Volume 1, #4
December 2004

In this issue:


Coding News

Documenting a Complete Review of Systems to Ensure Reimbursement for High Acuity Cases

By Candace E. Shaeffer, RN, MBA, RHIA
Vice President, Coding Operations/Quality Management

Coders report that the most frequently encountered physician documentation deficiency is in the Review of Systems or ROS. The ROS includes documentation of the patient’s or family/significant other’s responses to questions about the patient’s other body systems as they relate to or contribute to the presenting problem. These systems include:

  • Constitutional symptoms
  • Eyes
  • Ears, Nose, Mouth and Throat
  • Cardiovascular
  • Tespiratory
  • GI
  • GU
  • Musculoskeletal
  • Integumentary
  • Neurological
  • Psychiatric
  • Endocrine
  • Hematologic/Lymphatic
  • Allergic/Immunologic

The CMS Documentation Guidelines state that “for a complete ROS (level 5) at least 10 of the 14 systems must be reviewed. The systems with positive or pertinent negative findings must be individually documented. For the remaining systems, a notation indicating all other systems are negative is permissible.” The guidelines further state that “The ROS may be recorded by ancillary staff or the patient. To document that the physician reviewed the information there must be a notation supplementing or confirming the information recorded by others.”

The Medical Decision Making category of the CMS physician documentation guidelines is usually what determines the overall visit level as long as the History and Exam categories are documented sufficiently to support it. Given this visit level limiting factor and the expertise of LYNX coders, you do not have to worry about your records being coded too high because you “over documented” the history or exam. If you document a complete ROS (note at least 10 of the above systems) for all of your highest acuity patients, coders will always have enough ROS data elements to code your level 5 cases to the level 5 they deserve.

FYI…

And a few “sound bytes” of hopefully useful information for you:

  • The conversion factor (CF) used to determine physician payments will be $37.8975 beginning January 1, 2005. This represent a 1.5% increase over the $37.3374 2004 CF. The information, published in the November 15 Federal Register, states that Medicare spending for total physician payments will increase approximately 4% over 2004 payments. Relative Value Units (RVUs) for some services have also changed. According to the 11/8/04 Part B News publication, the CF and RVU changes together are forecasted to provide about a 2% increase for the Emergency Medicine specialty in 2005.

  • If you practice in a physician scarcity area (more info in the October 2004 Lines from LYNX), you will automatically receive a 5% bonus payment for your services.
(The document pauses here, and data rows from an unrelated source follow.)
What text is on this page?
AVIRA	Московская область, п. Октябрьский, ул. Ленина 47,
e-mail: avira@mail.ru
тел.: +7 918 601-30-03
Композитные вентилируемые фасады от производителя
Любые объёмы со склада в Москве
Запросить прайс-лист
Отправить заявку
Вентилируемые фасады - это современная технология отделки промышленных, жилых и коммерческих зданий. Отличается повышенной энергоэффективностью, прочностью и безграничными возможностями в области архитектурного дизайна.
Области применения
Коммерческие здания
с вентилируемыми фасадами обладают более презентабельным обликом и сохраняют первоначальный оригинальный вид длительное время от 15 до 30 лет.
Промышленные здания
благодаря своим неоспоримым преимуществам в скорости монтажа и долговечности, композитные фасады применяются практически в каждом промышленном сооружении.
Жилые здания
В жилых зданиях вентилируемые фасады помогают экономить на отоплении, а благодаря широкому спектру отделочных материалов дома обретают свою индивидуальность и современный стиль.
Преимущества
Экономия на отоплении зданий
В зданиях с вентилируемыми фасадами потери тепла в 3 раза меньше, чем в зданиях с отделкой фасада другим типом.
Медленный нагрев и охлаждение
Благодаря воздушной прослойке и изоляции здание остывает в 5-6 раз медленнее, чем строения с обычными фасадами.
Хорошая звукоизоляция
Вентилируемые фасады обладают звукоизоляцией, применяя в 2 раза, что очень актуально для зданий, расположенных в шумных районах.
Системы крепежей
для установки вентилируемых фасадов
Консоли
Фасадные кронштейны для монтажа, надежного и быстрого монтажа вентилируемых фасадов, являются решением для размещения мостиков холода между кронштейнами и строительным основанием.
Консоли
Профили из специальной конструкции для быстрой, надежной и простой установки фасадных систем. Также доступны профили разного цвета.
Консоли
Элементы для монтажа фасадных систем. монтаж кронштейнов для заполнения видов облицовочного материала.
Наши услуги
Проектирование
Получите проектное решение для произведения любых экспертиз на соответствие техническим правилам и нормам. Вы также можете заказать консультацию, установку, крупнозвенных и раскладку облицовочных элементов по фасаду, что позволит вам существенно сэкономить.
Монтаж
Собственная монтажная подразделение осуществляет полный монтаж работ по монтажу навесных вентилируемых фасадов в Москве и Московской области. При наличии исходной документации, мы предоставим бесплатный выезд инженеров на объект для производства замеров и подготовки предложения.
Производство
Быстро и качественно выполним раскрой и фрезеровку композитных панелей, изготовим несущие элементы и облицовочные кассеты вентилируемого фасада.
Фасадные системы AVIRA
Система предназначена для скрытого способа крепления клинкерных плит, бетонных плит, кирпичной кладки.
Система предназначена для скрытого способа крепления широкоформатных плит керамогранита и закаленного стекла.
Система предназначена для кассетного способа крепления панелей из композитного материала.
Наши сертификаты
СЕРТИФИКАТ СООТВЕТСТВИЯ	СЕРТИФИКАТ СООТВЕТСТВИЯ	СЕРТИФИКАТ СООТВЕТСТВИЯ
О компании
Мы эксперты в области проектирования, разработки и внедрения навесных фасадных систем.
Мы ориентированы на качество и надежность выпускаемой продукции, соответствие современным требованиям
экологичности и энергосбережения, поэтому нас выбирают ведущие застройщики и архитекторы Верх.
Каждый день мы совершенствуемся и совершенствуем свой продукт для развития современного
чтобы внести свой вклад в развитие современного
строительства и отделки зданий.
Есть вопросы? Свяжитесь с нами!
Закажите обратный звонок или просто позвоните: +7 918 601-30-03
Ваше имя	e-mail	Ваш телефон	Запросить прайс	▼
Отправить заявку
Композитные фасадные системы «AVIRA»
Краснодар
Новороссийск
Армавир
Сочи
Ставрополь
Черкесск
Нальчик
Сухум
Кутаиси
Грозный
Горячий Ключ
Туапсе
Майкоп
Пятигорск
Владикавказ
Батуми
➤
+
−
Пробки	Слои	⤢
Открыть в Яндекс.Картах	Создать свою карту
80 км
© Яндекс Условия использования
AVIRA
To find out if your zip code is in one of these areas, check the CMS Web site at http://www.cms.gov/providers/bonuspayment/.

  • Just in case you or your patients want to know, in 2005 the monthly Part B premium (outpatient and physician services) that Medicare beneficiaries pay for Part B services will increase to $78.20. This represents an $11.60 increase over the 2004 monthly premium of $66.60. In addition, the Part B deductible the patient pays will increase by $10 to $110 per year—this is the amount a beneficiary pays out of pocket for Part B services before their Medicare benefits kick in.
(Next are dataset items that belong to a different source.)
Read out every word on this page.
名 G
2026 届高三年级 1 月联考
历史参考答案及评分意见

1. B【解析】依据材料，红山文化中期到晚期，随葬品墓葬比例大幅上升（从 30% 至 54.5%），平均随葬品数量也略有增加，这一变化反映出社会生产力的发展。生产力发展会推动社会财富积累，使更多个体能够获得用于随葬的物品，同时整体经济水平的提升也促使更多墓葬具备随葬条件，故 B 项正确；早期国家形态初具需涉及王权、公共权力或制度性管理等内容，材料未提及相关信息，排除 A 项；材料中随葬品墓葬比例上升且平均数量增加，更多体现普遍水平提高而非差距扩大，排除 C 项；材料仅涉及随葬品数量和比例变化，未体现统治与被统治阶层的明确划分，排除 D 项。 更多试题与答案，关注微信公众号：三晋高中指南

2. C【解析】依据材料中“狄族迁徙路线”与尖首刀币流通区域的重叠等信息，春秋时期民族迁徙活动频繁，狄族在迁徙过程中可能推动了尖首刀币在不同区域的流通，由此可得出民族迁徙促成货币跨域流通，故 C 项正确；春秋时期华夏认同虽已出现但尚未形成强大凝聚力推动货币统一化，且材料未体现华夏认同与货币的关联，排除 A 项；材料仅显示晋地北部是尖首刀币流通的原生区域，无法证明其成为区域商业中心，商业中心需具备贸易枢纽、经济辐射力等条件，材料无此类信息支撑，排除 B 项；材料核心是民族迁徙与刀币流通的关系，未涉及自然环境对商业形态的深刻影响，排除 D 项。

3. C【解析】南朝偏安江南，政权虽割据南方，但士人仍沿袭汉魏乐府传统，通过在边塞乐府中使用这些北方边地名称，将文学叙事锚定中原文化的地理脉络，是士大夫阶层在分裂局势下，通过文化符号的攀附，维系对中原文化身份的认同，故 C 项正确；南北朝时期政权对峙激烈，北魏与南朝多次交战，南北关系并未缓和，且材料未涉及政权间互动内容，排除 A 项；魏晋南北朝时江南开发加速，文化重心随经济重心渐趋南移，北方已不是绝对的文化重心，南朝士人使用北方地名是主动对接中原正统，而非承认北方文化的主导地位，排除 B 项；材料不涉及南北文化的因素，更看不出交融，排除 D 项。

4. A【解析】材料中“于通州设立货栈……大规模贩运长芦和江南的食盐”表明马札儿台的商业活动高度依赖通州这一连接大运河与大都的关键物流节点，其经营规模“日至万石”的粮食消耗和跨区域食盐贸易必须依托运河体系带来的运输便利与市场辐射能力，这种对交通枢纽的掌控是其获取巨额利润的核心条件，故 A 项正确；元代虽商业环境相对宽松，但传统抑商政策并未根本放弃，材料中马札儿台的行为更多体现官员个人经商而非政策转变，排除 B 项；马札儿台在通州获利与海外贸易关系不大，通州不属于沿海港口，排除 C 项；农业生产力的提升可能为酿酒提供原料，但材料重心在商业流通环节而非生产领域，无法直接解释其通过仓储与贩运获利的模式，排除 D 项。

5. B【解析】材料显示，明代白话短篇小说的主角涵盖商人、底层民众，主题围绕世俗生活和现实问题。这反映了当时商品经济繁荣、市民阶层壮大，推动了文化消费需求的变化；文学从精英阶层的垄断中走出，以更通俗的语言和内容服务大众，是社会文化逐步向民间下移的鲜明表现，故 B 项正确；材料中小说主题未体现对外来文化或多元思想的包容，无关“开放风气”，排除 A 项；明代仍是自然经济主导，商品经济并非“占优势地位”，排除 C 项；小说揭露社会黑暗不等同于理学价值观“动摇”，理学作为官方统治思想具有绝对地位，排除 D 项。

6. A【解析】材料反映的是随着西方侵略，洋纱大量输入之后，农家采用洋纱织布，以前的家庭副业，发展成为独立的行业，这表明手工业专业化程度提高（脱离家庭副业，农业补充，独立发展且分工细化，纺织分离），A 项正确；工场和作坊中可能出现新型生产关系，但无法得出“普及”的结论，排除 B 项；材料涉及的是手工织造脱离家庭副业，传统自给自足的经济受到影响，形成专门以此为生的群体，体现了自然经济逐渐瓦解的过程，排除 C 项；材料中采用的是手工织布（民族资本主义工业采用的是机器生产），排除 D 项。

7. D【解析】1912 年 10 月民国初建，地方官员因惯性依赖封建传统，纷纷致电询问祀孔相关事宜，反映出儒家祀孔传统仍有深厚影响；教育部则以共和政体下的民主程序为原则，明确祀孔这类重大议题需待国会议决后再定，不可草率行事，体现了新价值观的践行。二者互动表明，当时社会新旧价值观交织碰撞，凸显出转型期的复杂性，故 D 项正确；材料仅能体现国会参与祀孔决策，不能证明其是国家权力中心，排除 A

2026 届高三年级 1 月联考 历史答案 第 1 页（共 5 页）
If you have questions about these or any other Emergency Medicine coding or reimbursement issues, please contact me or your LYNX coding manager or at 800.767.5969.

Smooth Operations

Review of Residents/Teaching Physicians Documentation Requirements

By Shannon Weintraub, MBA
Director of Coding Operations/QM

The LYNX policy for assignment of Evaluation and Management (E/M) services for teaching physicians was established to meet guidelines set by CMS. When services are provided jointly, the services coded are dependent on the documentation provided by the teaching physician.

In order for LYNX coders to process and complete the records, the teaching physician must personally document at least the following:

  • That they performed the service or were physically present during the key or critical portions of the service when preformed by the resident; and
  • The participation of the teaching physician in the management of the patient.

Documentation by the resident of the presence and participation of the teaching physician is not sufficient. If your ED is using the E/Map template system, please be sure to complete the resident supervision note in its entirety and sign the record in the appropriate location. By doing this, you will meet the necessary documentation criteria.

If you have questions or would like to discuss the policy/documentation standards, please contact your coding manager.

The information contained herein is provided for informational and educational purposes only, and nothing contained herein should be construed as advice. All information contained herein is obtained by LYNX Medical Systems (LYNX) from sources believed by LYNX to be accurate and reliable. Because of the possibility of human and mechanical error as well as other factors, LYNX is not responsible for any errors or omissions. LYNX makes no representations and disclaims all expressed, implied, and statutory warranties of any kind to user and/or any third party including warranties as to accuracy, timeliness, completeness, merchantability or fitness for any particular purpose.